What is the definition of brain plasticity

plasticity

 

[engl. plasticity; gr. πλαστική (plastic) the formed], (general) malleability, which leads to permanent changes, generally to elasticity, belongs to the ability of organisms to adapt to the environment in development and under new concrete conditions.

[BIO], Neuroplasticity (= NP.) neuroplasticity], under NP. (also neural plasticity or Brain plasticity) one understands the experience-related (experience) change of the brain, the activity-dependent adaptation processes on all levels of the nervous system including synaptic and intracellular processes, neurogenesis (e.g. in the hippocampus), the modification of neural networks (e.g. Hebb's principle ) and cortical regions (cf. cortical plasticity). Trigger conditions for NP. are neurobehavioral requirements in the context of organism-environment interactions, but also changes after cerebral or peripheral damage to the NS (brain damage).

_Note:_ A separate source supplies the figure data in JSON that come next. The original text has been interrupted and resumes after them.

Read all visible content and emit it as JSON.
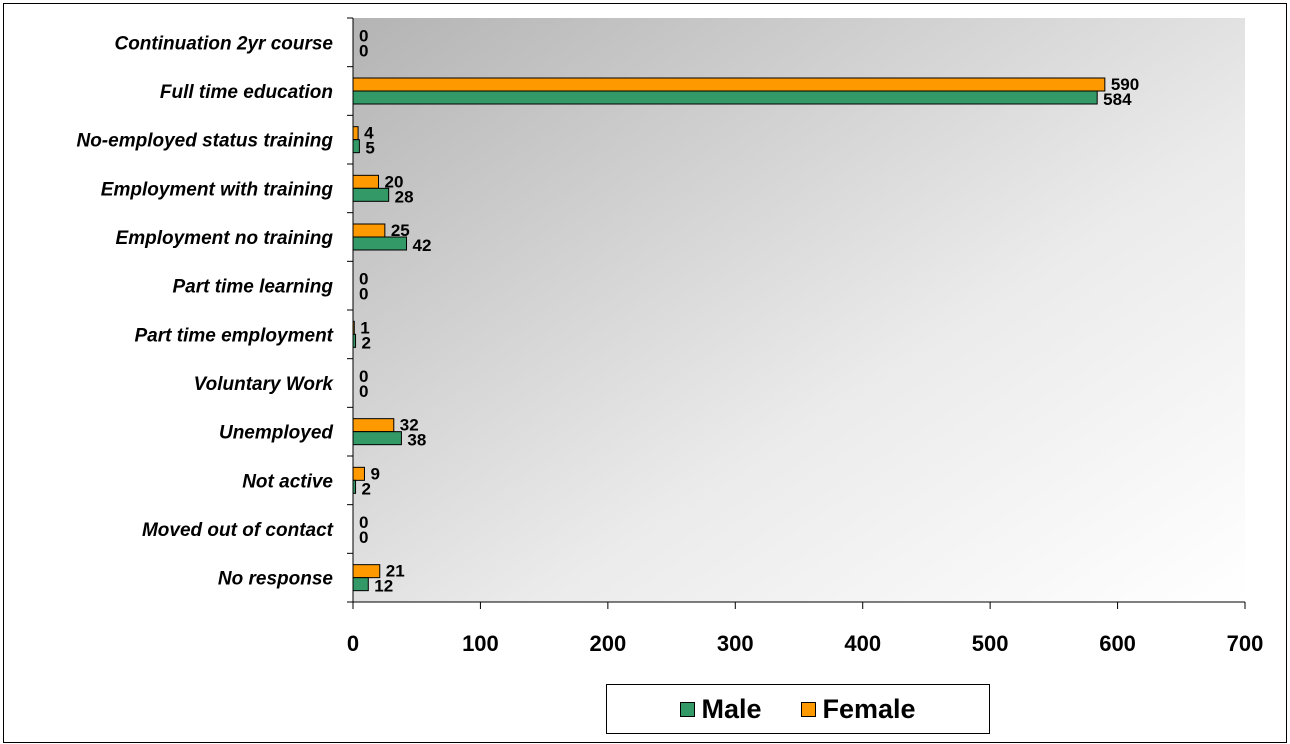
{
  "chart_data": {
    "type": "bar",
    "orientation": "horizontal",
    "categories": [
      "Continuation 2yr course",
      "Full time education",
      "No-employed status training",
      "Employment with training",
      "Employment no training",
      "Part time learning",
      "Part time employment",
      "Voluntary Work",
      "Unemployed",
      "Not active",
      "Moved out of contact",
      "No response"
    ],
    "series": [
      {
        "name": "Female",
        "color": "#FF9900",
        "values": [
          0,
          590,
          4,
          20,
          25,
          0,
          1,
          0,
          32,
          9,
          0,
          21
        ]
      },
      {
        "name": "Male",
        "color": "#339966",
        "values": [
          0,
          584,
          5,
          28,
          42,
          0,
          2,
          0,
          38,
          2,
          0,
          12
        ]
      }
    ],
    "xlim": [
      0,
      700
    ],
    "xticks": [
      "0",
      "100",
      "200",
      "300",
      "400",
      "500",
      "600",
      "700"
    ],
    "grid": false,
    "legend_position": "bottom",
    "plot_background": "gradient-gray-to-white",
    "legend": [
      {
        "name": "Male",
        "color": "#339966"
      },
      {
        "name": "Female",
        "color": "#FF9900"
      }
    ]
  }
}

One distinguishes structural and functional NP. With the structural NP. the brain tissue changes so the brain anatomy. These can be increases in the volume, surface and thickness of the cerebral cortex. Anatomical changes in the cable systems (association tracts and commissures) can also occur. Basis of the structural NP. are anatomical changes to the synapses (increase in synapses, enlargement of the synapse surface), neurons (increase in surface), myelination and the formation of dendrites. With the functional NP. changes the neurophysiol. Activation of individual neurons or entire groups of neurons. A distinction is made here between an increase in the neurophysiol. Efficiency (less activity leads to the same or better result) and a change in the coherent network activation. The NP. is seen as the basis of learning and memory.